To the editor:

This year marks the 50th anniversary of the discovery of 'inhibitory factor', which is now recognized as interferon1. During the past half-century, a vast body of evidence has accumulated that demonstrates the crucial involvement of the interferon family in various phases of host defense, including antiviral and anticancer immune responses. I salute the two groups that initially identified the inhibitory factor, or interfering reagent, which one of them named interferon. Their achievements were independent and used very different experimental systems with a common context of viral interference.

Back in 1954, Japanese virologists Yasu-ichi Nagano and Yasuhiko Kojima of the Institute for Infectious Disease (now the Institute of Medical Science) at the University of Tokyo published a report2 in French that described an inhibitory factor derived from tissue suspensions of vaccinia virus–infected rabbit skin or testis. At that time Nagano and Kojima were studying vaccination with vaccinia virus inactivated by ultraviolet irradiation. They noticed that a few hours after intradermal inoculation of rabbits with the inactivated virus, the rabbit skin showed resistance to a challenge at the same site with live vaccinia virus. They hypothesized that the quick inhibition of virus multiplication must be due to the presence of some “facteur inhibiteur2 (inhibitory factor). That 1954 paper demonstrated that the activity could be separated from the virus particles sedimented by ultracentrifugation and was found in the supernatant. The authors, however, were not able to reconcile the antivirus activity shown in the rabbit skin experiments with the fact that intraperitoneal injection of mice with the supernatant elicited the production of virus-neutralizing antibodies. This ambiguity was later ascribed to the presence of small amounts of virus remaining in the supernatant after centrifugation.

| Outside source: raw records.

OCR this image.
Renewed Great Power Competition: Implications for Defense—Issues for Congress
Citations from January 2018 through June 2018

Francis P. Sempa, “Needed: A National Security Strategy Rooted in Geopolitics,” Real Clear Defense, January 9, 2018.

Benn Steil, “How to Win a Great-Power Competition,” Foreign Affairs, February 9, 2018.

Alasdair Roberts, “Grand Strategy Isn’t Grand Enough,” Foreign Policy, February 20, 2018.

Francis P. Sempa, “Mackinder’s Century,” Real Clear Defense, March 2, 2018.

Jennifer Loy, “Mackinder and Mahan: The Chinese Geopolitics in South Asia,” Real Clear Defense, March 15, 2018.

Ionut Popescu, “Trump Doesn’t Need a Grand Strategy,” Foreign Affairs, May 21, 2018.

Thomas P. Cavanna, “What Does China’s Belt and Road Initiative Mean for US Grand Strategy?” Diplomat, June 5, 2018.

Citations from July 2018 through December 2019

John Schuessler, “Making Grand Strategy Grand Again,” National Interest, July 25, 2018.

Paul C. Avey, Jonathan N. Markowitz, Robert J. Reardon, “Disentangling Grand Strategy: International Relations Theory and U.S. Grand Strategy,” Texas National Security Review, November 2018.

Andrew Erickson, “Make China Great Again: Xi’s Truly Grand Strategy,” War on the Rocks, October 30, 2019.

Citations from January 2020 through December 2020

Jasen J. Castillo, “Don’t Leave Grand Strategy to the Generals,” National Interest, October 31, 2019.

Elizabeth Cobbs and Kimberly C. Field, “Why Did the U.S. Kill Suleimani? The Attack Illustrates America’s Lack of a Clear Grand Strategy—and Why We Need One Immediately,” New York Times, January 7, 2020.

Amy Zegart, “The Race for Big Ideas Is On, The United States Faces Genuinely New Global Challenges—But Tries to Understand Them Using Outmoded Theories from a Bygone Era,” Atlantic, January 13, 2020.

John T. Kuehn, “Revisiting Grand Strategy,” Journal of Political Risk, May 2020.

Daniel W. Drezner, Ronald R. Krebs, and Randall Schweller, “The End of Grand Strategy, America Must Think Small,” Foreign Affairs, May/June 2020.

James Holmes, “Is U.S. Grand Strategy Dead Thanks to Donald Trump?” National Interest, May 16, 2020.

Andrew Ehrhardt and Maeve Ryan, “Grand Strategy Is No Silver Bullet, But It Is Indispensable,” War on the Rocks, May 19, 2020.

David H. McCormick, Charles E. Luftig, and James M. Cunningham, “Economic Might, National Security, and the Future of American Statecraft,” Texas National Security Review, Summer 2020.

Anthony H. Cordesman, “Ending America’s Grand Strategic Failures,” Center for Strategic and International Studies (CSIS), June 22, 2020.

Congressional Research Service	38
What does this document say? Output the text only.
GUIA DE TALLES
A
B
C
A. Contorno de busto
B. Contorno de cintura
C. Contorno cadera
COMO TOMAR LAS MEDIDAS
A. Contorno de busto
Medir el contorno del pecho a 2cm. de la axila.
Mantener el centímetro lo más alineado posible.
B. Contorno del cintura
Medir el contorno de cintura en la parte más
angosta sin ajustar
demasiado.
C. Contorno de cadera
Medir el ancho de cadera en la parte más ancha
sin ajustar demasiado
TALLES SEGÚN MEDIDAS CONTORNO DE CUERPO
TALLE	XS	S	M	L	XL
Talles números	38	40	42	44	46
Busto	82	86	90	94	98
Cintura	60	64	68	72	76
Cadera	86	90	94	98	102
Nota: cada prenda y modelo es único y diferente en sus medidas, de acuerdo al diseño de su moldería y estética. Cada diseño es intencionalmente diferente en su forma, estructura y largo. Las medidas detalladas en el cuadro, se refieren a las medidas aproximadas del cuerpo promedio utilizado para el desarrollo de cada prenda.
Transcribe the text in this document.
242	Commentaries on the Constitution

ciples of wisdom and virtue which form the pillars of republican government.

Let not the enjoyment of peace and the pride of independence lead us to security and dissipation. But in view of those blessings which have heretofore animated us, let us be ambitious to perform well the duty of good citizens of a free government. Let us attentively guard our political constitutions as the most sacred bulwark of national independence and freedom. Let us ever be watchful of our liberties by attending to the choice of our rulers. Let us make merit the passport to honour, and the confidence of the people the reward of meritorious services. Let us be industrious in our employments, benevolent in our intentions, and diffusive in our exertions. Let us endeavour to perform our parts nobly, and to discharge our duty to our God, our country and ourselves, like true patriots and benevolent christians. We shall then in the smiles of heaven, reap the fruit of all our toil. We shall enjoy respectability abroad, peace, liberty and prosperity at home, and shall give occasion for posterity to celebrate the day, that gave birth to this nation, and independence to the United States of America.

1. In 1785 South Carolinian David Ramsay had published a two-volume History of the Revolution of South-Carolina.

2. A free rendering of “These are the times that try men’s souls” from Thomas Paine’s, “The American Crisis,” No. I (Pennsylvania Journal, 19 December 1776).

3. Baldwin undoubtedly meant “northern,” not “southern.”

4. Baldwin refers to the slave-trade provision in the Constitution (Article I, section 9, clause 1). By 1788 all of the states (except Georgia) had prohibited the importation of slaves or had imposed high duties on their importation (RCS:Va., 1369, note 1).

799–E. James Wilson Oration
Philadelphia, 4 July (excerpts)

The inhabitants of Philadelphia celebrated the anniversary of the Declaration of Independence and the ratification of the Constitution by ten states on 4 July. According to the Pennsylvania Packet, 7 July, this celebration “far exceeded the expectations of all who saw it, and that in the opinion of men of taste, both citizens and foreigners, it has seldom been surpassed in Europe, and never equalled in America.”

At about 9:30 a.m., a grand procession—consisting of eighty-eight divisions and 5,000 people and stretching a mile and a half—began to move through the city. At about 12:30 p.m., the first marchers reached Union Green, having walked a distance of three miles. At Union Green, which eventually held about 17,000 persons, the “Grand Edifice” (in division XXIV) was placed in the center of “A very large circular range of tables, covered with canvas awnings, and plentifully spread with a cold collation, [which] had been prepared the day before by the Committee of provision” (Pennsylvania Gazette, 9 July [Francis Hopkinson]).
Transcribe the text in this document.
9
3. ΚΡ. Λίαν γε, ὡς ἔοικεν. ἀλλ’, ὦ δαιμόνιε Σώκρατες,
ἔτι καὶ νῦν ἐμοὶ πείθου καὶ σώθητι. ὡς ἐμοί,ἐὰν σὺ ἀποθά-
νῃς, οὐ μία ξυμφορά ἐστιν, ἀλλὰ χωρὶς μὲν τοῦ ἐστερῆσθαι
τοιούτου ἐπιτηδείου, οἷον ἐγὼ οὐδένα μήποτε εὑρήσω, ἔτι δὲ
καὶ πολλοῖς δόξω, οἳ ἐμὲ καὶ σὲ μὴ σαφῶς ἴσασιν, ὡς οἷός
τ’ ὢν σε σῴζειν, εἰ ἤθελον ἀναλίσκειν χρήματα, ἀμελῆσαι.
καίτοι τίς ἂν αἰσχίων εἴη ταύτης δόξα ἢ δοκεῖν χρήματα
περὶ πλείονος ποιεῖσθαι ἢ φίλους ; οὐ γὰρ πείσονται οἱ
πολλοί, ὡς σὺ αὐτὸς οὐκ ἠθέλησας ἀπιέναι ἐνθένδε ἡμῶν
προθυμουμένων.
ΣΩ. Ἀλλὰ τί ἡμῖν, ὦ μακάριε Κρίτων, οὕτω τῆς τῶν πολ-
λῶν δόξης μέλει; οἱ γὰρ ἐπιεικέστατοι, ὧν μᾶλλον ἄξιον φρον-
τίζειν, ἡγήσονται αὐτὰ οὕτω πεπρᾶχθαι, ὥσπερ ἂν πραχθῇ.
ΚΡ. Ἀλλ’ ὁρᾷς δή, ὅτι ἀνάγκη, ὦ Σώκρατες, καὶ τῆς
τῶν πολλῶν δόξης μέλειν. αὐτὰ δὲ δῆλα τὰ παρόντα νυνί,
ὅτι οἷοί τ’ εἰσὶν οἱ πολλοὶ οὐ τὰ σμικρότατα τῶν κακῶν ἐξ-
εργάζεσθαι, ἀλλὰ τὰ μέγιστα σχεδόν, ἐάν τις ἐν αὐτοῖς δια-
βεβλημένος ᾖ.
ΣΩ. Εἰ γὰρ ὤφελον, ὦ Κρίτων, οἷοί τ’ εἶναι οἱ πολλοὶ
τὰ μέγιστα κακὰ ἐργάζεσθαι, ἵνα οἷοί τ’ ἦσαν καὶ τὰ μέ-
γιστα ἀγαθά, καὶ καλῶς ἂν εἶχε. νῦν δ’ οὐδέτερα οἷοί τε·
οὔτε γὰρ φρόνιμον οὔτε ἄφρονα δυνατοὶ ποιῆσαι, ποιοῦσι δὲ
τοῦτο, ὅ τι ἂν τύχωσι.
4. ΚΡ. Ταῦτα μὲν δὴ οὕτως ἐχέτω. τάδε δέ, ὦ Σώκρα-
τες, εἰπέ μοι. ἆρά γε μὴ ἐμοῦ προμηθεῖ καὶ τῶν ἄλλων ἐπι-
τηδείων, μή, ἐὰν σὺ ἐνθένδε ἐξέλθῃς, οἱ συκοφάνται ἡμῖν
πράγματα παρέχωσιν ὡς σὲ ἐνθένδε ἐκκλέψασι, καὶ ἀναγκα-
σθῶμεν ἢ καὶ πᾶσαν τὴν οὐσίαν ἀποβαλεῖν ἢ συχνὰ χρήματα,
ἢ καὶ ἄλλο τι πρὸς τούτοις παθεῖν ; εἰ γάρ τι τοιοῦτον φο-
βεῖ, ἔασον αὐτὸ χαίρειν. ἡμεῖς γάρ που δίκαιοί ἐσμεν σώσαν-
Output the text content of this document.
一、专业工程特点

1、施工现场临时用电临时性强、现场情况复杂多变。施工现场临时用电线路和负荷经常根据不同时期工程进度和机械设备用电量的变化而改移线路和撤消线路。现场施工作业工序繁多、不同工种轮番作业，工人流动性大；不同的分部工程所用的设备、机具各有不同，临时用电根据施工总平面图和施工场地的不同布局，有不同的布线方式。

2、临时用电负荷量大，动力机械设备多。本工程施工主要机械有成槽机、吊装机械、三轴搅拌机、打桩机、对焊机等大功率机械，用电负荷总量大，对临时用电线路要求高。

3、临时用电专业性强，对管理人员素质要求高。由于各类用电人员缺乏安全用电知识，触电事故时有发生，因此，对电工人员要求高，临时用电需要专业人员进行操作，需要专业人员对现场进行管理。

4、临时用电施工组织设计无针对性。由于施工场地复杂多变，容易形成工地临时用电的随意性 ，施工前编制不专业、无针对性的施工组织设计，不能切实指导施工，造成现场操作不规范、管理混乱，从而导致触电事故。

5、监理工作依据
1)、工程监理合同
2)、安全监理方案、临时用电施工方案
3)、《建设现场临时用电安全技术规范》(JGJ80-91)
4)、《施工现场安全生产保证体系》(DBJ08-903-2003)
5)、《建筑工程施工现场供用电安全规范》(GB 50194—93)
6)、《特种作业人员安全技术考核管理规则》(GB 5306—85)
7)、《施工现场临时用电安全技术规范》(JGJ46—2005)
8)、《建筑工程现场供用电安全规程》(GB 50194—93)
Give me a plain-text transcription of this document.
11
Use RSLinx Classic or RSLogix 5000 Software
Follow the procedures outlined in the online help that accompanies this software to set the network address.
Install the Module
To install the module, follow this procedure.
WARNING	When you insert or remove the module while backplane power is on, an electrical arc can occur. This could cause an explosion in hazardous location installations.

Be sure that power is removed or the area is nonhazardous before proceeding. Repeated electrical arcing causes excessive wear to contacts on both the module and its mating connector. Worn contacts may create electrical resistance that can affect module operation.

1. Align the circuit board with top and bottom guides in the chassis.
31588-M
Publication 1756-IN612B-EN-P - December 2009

Indeed, by 1958 Nagano and Kojima had accumulated evidence, with thrice-centrifuged supernatant, that the inhibitory factor was distinct from both virus particles and immune serum against virus3. The features of the inhibitory factor coincided with what is now classified as type I interferon.

Another landmark paper4, by Scottish virologist Alick Isaacs and Swiss researcher Jean Lindenmann, working at the National Institute for Medical Research of the Medical Research Council, was published in 1957 and named 'interferon' as the interfering reagent in the study of viral interference of influenza virus. Isaacs and Lindenmann found that heat-inactivated influenza virus, when added to chick chorioallantoic membrane fragments, could induce the formation of an 'interfering' reagent that inhibited growth of live influenza virus when added to fresh membranes. This interfering reagent is now also classified as type I interferon.

Those initial investigations into the nature of host responses to viruses have grown into an enormous literature on interferons. It is a credit to the insight of the original investigators that a term coined 50 years ago is still in use today and that the field of inquiry they started remains a burgeoning and active area of research.